La caille et le boucher
- Sophie Royer
- 7 sept. 2023
- 9 min de lecture
LUI
Bon. Tout est sous contrôle. Y a pas de lézard. Christine est venue me voir. Je suis un
peu contrarié parce que c’était pas prévu qu’elle se pointe aujourd’hui. Je sais pas
comment elle a eu l’adresse du bistrot. Mais, bon. Elle est là, devant moi, alors je vais
improviser.
Elle est mignonne avec ses rides. Cinquante balais passés mais encore de beaux restes.
Allez. Vas-y, mamie. Raconte-moi ta dernière escapade à Rome avec ton avocat pour
régler tes problèmes d’héritage. J’espère que tu as mon enveloppe.
Ça m’excite de me sentir si puissant.
Hé, mémé, t’as pas honte de croire qu’on peut encore t’aimer ? Grouille-toi de me
donner ton fric. Roselyne m’attend. J’ai du découpage à finir dans l’arrière-cuisine.
Allez, mon Edouard, fais-lui plaisir. La vioc adore le théâtre. Joue-lui la scène 2 de
l’acte 4. Celle où le héros dit à sa dulcinée qu’elle lui a manqué. Attention... levée de
rideau !
Je lui prends les mains et la regarde droit dans les yeux.
— Je suis ravi de vous revoir, Christine. Ces derniers jours, j’ai beaucoup pensé à
vous...
Elle rougit légèrement. Je laisse passer un silence ému.
— Vous devez être impatient de savoir...
Elle sourit. Elle croit avoir le pouvoir.
— Soyez rassuré, j’ai récupéré suffisamment d’argent. Nous allons pouvoir transformer
ce bar sordide et en faire un beau petit théâtre !
C’est le moment où je feins le gars surpris par tant de générosité en voyant l’enveloppe.
— Oh... Christine. Infiniment merci. Mon rêve va se réaliser grâce à vous. Vous êtes
une femme exceptionnelle, et avec vous à mes côtés dans cette aventure, je me sens plus fort !

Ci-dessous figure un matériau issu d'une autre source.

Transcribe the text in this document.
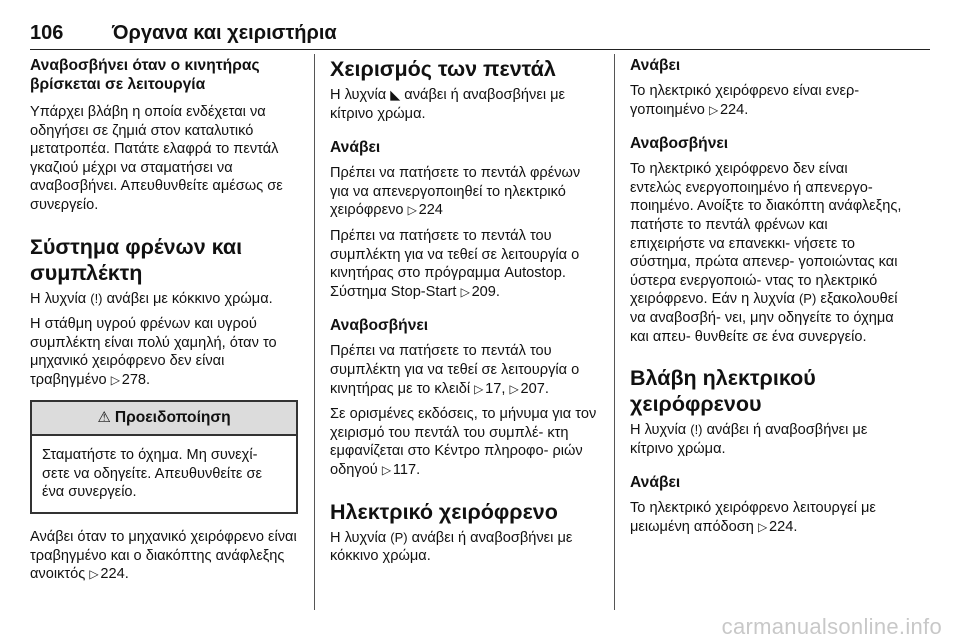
106 Όργανα και χειριστήρια
Αναβοσβήνει όταν ο κινητήρας βρίσκεται σε λειτουργία

Υπάρχει βλάβη η οποία ενδέχεται να οδηγήσει σε ζημιά στον καταλυτικό μετατροπέα. Πατάτε ελαφρά το πεντάλ γκαζιού μέχρι να σταματήσει να αναβοσβήνει. Απευθυνθείτε αμέσως σε συνεργείο.

Σύστημα φρένων και συμπλέκτη

Η λυχνία (!) ανάβει με κόκκινο χρώμα.

Η στάθμη υγρού φρένων και υγρού συμπλέκτη είναι πολύ χαμηλή, όταν το μηχανικό χειρόφρενο δεν είναι τραβηγμένο ▷ 278.

⚠ Προειδοποίηση
Σταματήστε το όχημα. Μη συνεχί- σετε να οδηγείτε. Απευθυνθείτε σε ένα συνεργείο.

Ανάβει όταν το μηχανικό χειρόφρενο είναι τραβηγμένο και ο διακόπτης ανάφλεξης ανοικτός ▷ 224.

Χειρισμός των πεντάλ

Η λυχνία ◣ ανάβει ή αναβοσβήνει με κίτρινο χρώμα.

Ανάβει

Πρέπει να πατήσετε το πεντάλ φρένων για να απενεργοποιηθεί το ηλεκτρικό χειρόφρενο ▷ 224

Πρέπει να πατήσετε το πεντάλ του συμπλέκτη για να τεθεί σε λειτουργία ο κινητήρας στο πρόγραμμα Autostop. Σύστημα Stop-Start ▷ 209.

Αναβοσβήνει

Πρέπει να πατήσετε το πεντάλ του συμπλέκτη για να τεθεί σε λειτουργία ο κινητήρας με το κλειδί ▷ 17, ▷ 207.

Σε ορισμένες εκδόσεις, το μήνυμα για τον χειρισμό του πεντάλ του συμπλέ- κτη εμφανίζεται στο Κέντρο πληροφο- ριών οδηγού ▷ 117.

Ηλεκτρικό χειρόφρενο

Η λυχνία (P) ανάβει ή αναβοσβήνει με κόκκινο χρώμα.

Ανάβει

Το ηλεκτρικό χειρόφρενο είναι ενερ- γοποιημένο ▷ 224.

Αναβοσβήνει

Το ηλεκτρικό χειρόφρενο δεν είναι εντελώς ενεργοποιημένο ή απενεργο- ποιημένο. Ανοίξτε το διακόπτη ανάφλεξης, πατήστε το πεντάλ φρένων και επιχειρήστε να επανεκκι- νήσετε το σύστημα, πρώτα απενερ- γοποιώντας και ύστερα ενεργοποιώ- ντας το ηλεκτρικό χειρόφρενο. Εάν η λυχνία (P) εξακολουθεί να αναβοσβή- νει, μην οδηγείτε το όχημα και απευ- θυνθείτε σε ένα συνεργείο.

Βλάβη ηλεκτρικού χειρόφρενου

Η λυχνία (!) ανάβει ή αναβοσβήνει με κίτρινο χρώμα.

Ανάβει

Το ηλεκτρικό χειρόφρενο λειτουργεί με μειωμένη απόδοση ▷ 224.

carmanualsonline.info
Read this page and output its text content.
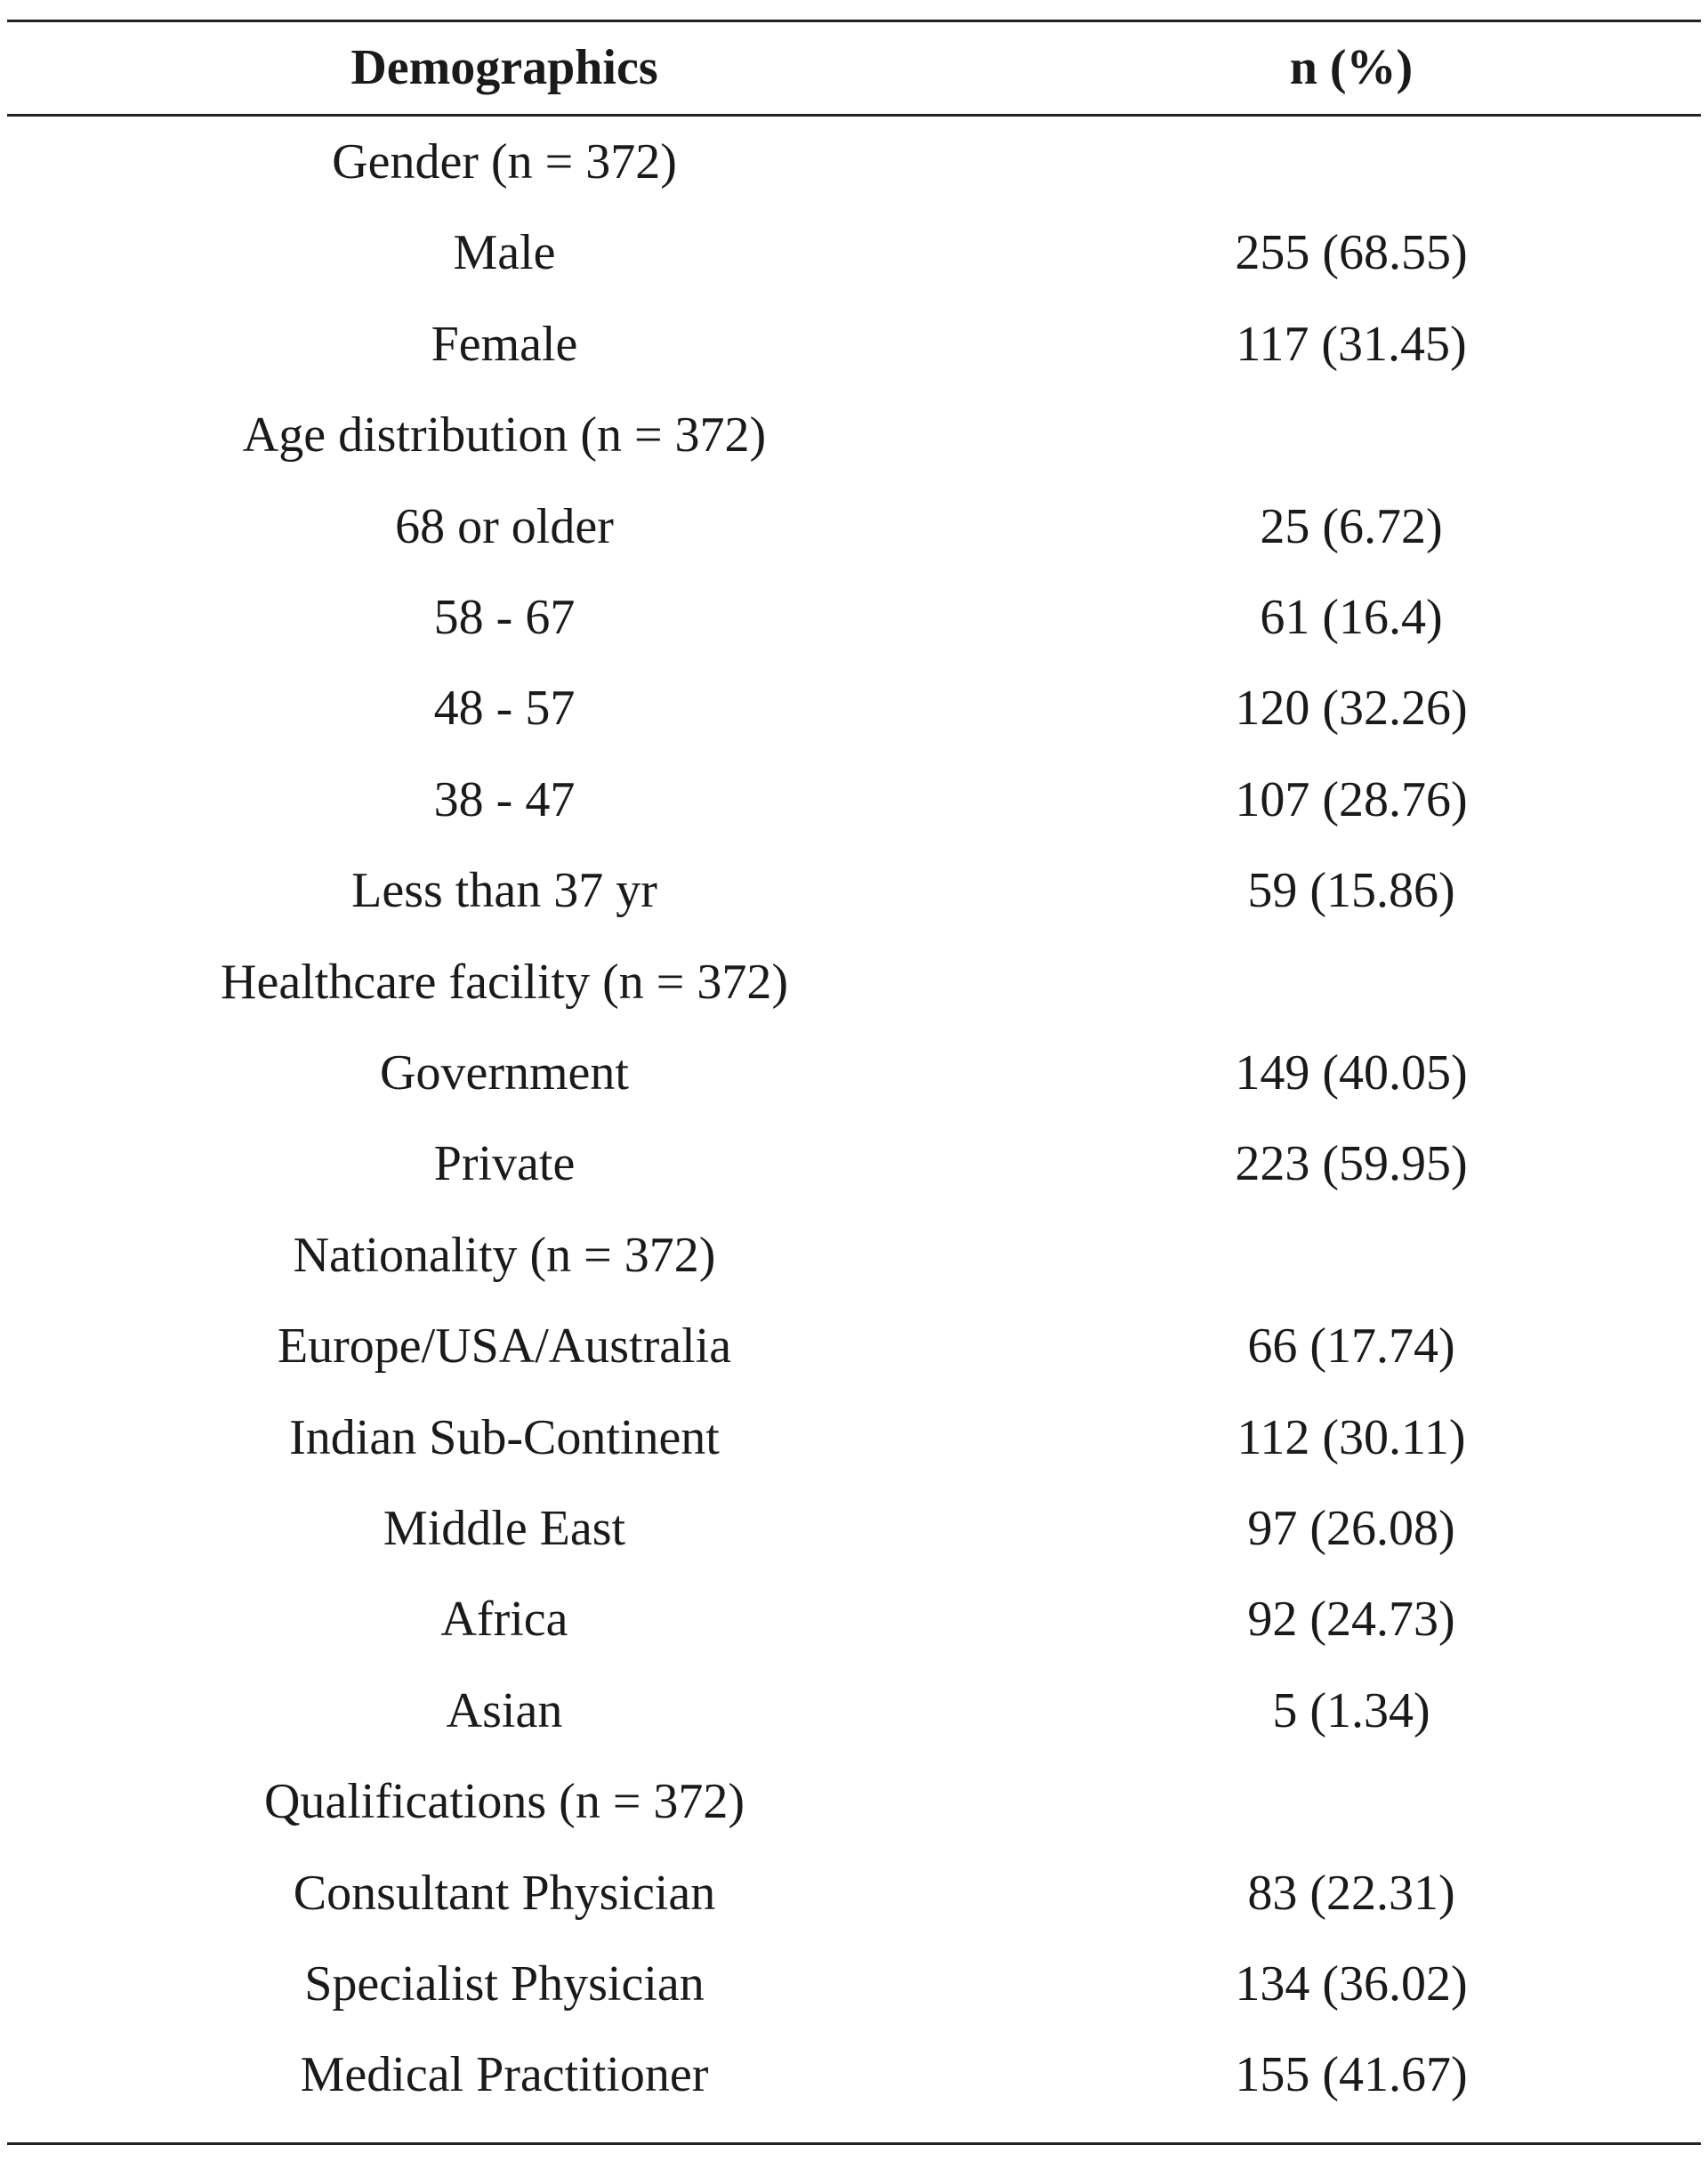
Demographics	n (%)
Gender (n = 372)
Male	255 (68.55)
Female	117 (31.45)
Age distribution (n = 372)
68 or older	25 (6.72)
58 - 67	61 (16.4)
48 - 57	120 (32.26)
38 - 47	107 (28.76)
Less than 37 yr	59 (15.86)
Healthcare facility (n = 372)
Government	149 (40.05)
Private	223 (59.95)
Nationality (n = 372)
Europe/USA/Australia	66 (17.74)
Indian Sub-Continent	112 (30.11)
Middle East	97 (26.08)
Africa	92 (24.73)
Asian	5 (1.34)
Qualifications (n = 372)
Consultant Physician	83 (22.31)
Specialist Physician	134 (36.02)
Medical Practitioner	155 (41.67)
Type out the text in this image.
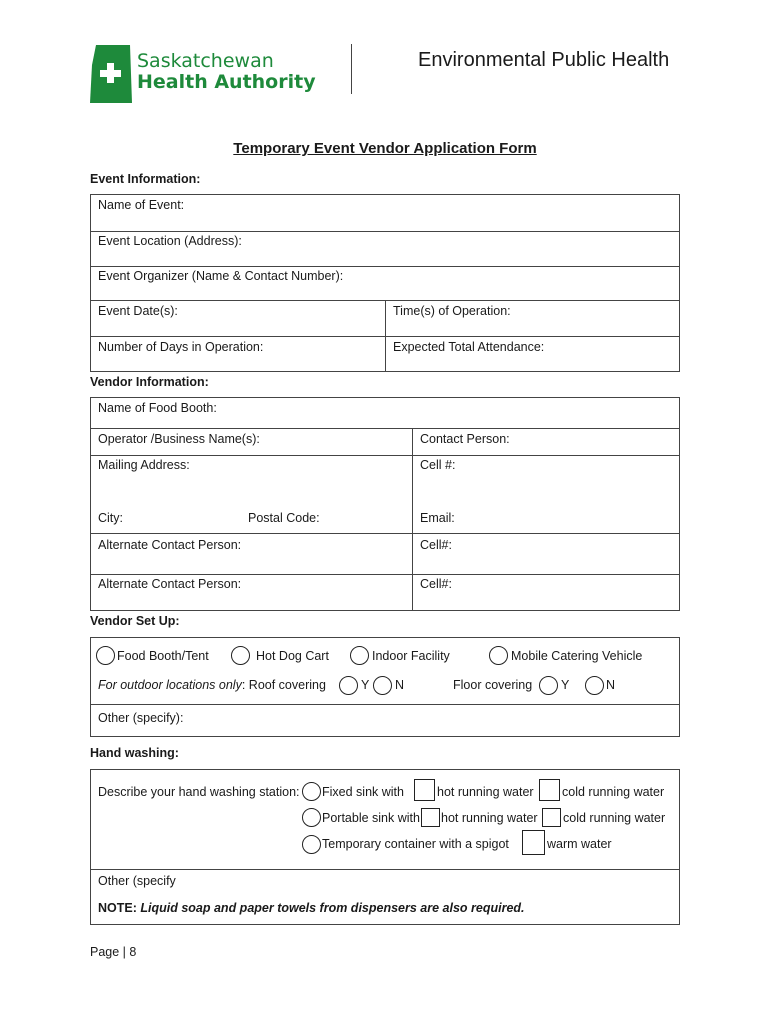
Saskatchewan
Health Authority
Environmental Public Health
Temporary Event Vendor Application Form
Event Information:
Name of Event:
Event Location (Address):
Event Organizer (Name & Contact Number):
Event Date(s):	Time(s) of Operation:
Number of Days in Operation:	Expected Total Attendance:
Vendor Information:
Name of Food Booth:
Operator /Business Name(s):	Contact Person:
Mailing Address:	Cell #:
City:	Postal Code:	Email:
Alternate Contact Person:	Cell#:
Alternate Contact Person:	Cell#:
Vendor Set Up:
Food Booth/Tent	Hot Dog Cart	Indoor Facility	Mobile Catering Vehicle
For outdoor locations only: Roof covering	Y N	Floor covering Y	N
Other (specify):
Hand washing:
Describe your hand washing station: Fixed sink with	hot running water cold running water
Portable sink with hot running water cold running water
Temporary container with a spigot	warm water
Other (specify
NOTE: Liquid soap and paper towels from dispensers are also required.
Page | 8
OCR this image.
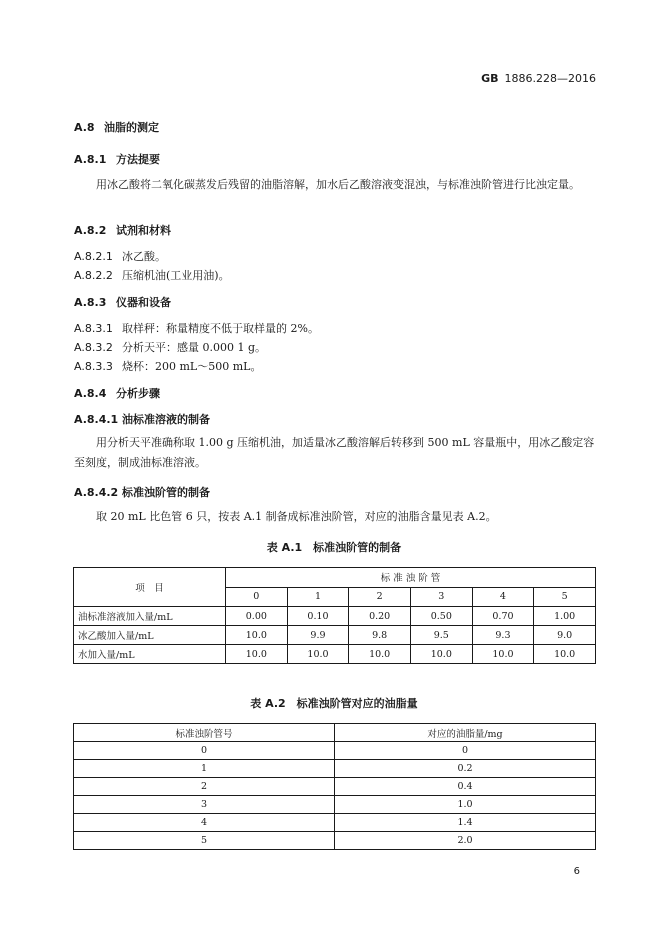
GB 1886.228—2016
A.8 油脂的测定
A.8.1 方法提要
用冰乙酸将二氧化碳蒸发后残留的油脂溶解，加水后乙酸溶液变混浊，与标准浊阶管进行比浊定量。
A.8.2 试剂和材料
A.8.2.1 冰乙酸。
A.8.2.2 压缩机油(工业用油)。
A.8.3 仪器和设备
A.8.3.1 取样秤：称量精度不低于取样量的 2%。
A.8.3.2 分析天平：感量 0.000 1 g。
A.8.3.3 烧杯：200 mL～500 mL。
A.8.4 分析步骤
A.8.4.1 油标准溶液的制备
用分析天平准确称取 1.00 g 压缩机油，加适量冰乙酸溶解后转移到 500 mL 容量瓶中，用冰乙酸定容至刻度，制成油标准溶液。
A.8.4.2 标准浊阶管的制备
取 20 mL 比色管 6 只，按表 A.1 制备成标准浊阶管，对应的油脂含量见表 A.2。
表 A.1　标准浊阶管的制备
项　目	标 准 浊 阶 管					
	0	1	2	3	4	5
油标准溶液加入量/mL	0.00	0.10	0.20	0.50	0.70	1.00
冰乙酸加入量/mL	10.0	9.9	9.8	9.5	9.3	9.0
水加入量/mL	10.0	10.0	10.0	10.0	10.0	10.0
表 A.2　标准浊阶管对应的油脂量
标准浊阶管号	对应的油脂量/mg
0	0
1	0.2
2	0.4
3	1.0
4	1.4
5	2.0
6
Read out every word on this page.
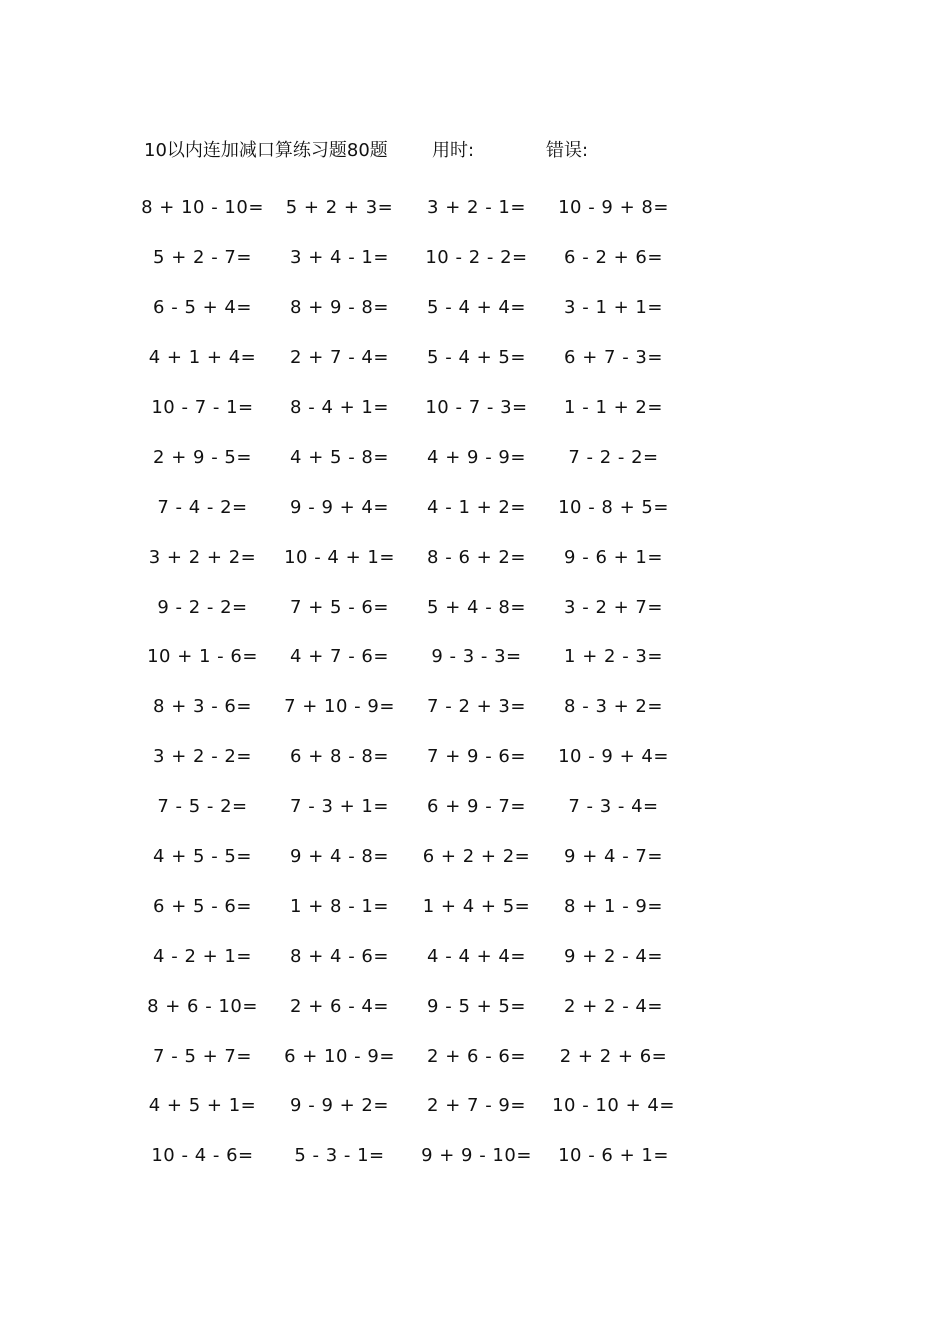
10以内连加减口算练习题80题 用时:	错误:
8 + 10 - 10=	5 + 2 + 3=	3 + 2 - 1=	10 - 9 + 8=
5 + 2 - 7=	3 + 4 - 1=	10 - 2 - 2=	6 - 2 + 6=
6 - 5 + 4=	8 + 9 - 8=	5 - 4 + 4=	3 - 1 + 1=
4 + 1 + 4=	2 + 7 - 4=	5 - 4 + 5=	6 + 7 - 3=
10 - 7 - 1=	8 - 4 + 1=	10 - 7 - 3=	1 - 1 + 2=
2 + 9 - 5=	4 + 5 - 8=	4 + 9 - 9=	7 - 2 - 2=
7 - 4 - 2=	9 - 9 + 4=	4 - 1 + 2=	10 - 8 + 5=
3 + 2 + 2=	10 - 4 + 1=	8 - 6 + 2=	9 - 6 + 1=
9 - 2 - 2=	7 + 5 - 6=	5 + 4 - 8=	3 - 2 + 7=
10 + 1 - 6=	4 + 7 - 6=	9 - 3 - 3=	1 + 2 - 3=
8 + 3 - 6=	7 + 10 - 9=	7 - 2 + 3=	8 - 3 + 2=
3 + 2 - 2=	6 + 8 - 8=	7 + 9 - 6=	10 - 9 + 4=
7 - 5 - 2=	7 - 3 + 1=	6 + 9 - 7=	7 - 3 - 4=
4 + 5 - 5=	9 + 4 - 8=	6 + 2 + 2=	9 + 4 - 7=
6 + 5 - 6=	1 + 8 - 1=	1 + 4 + 5=	8 + 1 - 9=
4 - 2 + 1=	8 + 4 - 6=	4 - 4 + 4=	9 + 2 - 4=
8 + 6 - 10=	2 + 6 - 4=	9 - 5 + 5=	2 + 2 - 4=
7 - 5 + 7=	6 + 10 - 9=	2 + 6 - 6=	2 + 2 + 6=
4 + 5 + 1=	9 - 9 + 2=	2 + 7 - 9=	10 - 10 + 4=
10 - 4 - 6=	5 - 3 - 1=	9 + 9 - 10=	10 - 6 + 1=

Je lui baise les mains pour la remercier. Oui, je sais, tu m’aimes. Et je m’aime aussi.
Mes yeux sont embués de larmes. J’ai pris des cours d’art dramatique en sixième.
Elle se lève, me dit qu’elle doit y aller, puis se dirige vers la sortie. Parfait. J’ai pas
envie qu’elle s’éternise ici à cause de la viande froide qui dort en coulisses.
Mais au moment où elle s’apprête à pousser la porte du bar, je la vois qui marque une
pause, rebrousse chemin, et demande à mon frangin...
— Où sont les toilettes, s’il vous plaît ? Marcus, derrière le comptoir, me lance un
regard interrogateur. Je lui fait « non » de la tête.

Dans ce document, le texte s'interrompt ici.